###### February 2021 Issue

##### Research Highlights

# Innovative automated control systems: Control-theoretic approach for fast online reinforcement learning

Reinforcement Learning (RL) is an effective way of designing model-free linear quadratic regulators (LQRs) for linear time-invariant networks with unknown state-space models. RL has wide ranging applications including industrial automation, self-driving automobiles, power grid systems, and even forecasting stock prices for financial markets.

However, conventional RL can result in unacceptably long learning times when network sizes are large. This can pose a serious challenge for real-time decision-making.

Tomonori Sadamoto at the University of Electro-Communications, Aranya Chakrabortty at North Carolina State University, USA, and Jun-ichi Imura at the Tokyo Institute of Technology have proposed a fast RL algorithm that enables online control of large-scale network systems.

Their approach is to construct a compressed state vector by projecting the measured state through a projection matrix. This matrix is constructed from online measurements of the states in a way that it captures the dominant controllable subspace of the open-loop network model. Next, a RL-controller is learned using the reduced-dimensional state instead of the original state such that the resultant cost is close to the optimal LQR cost.

The lower dimensionality of this approach enables a drastic reduction in the computational complexity for learning. Moreover, stability and optimality of the control performance are theoretically evaluated using robust control theory by treating the dimensionality-reduction error as an uncertainty.
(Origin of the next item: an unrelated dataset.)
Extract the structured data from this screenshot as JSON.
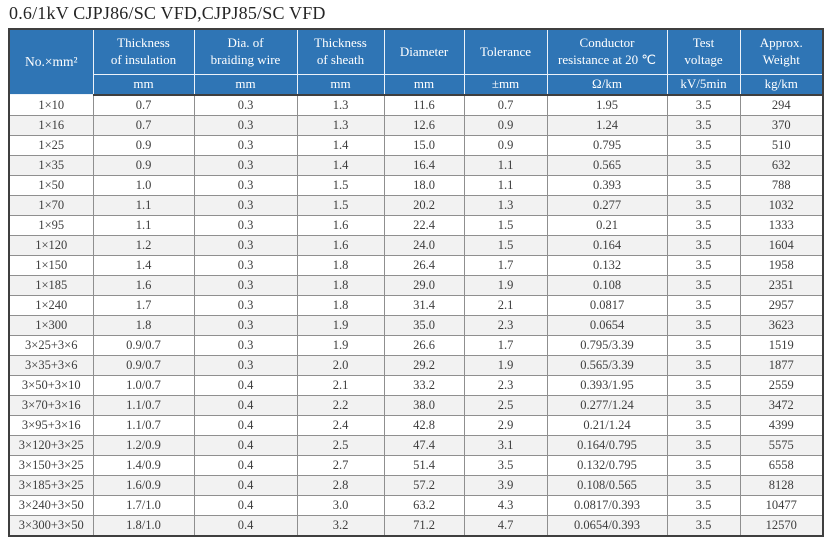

Numerical simulations through a 100-dimensional large-scale power grid model showed that the learning speed improved by almost 23 times while maintaining control performance.

The main contribution of the paper is to show how two individually well-known concepts in dynamical system theory and machine learning, namely, model reduction and reinforcement learning, can be combined to construct a highly efficient real-time control design for extreme-scale networks.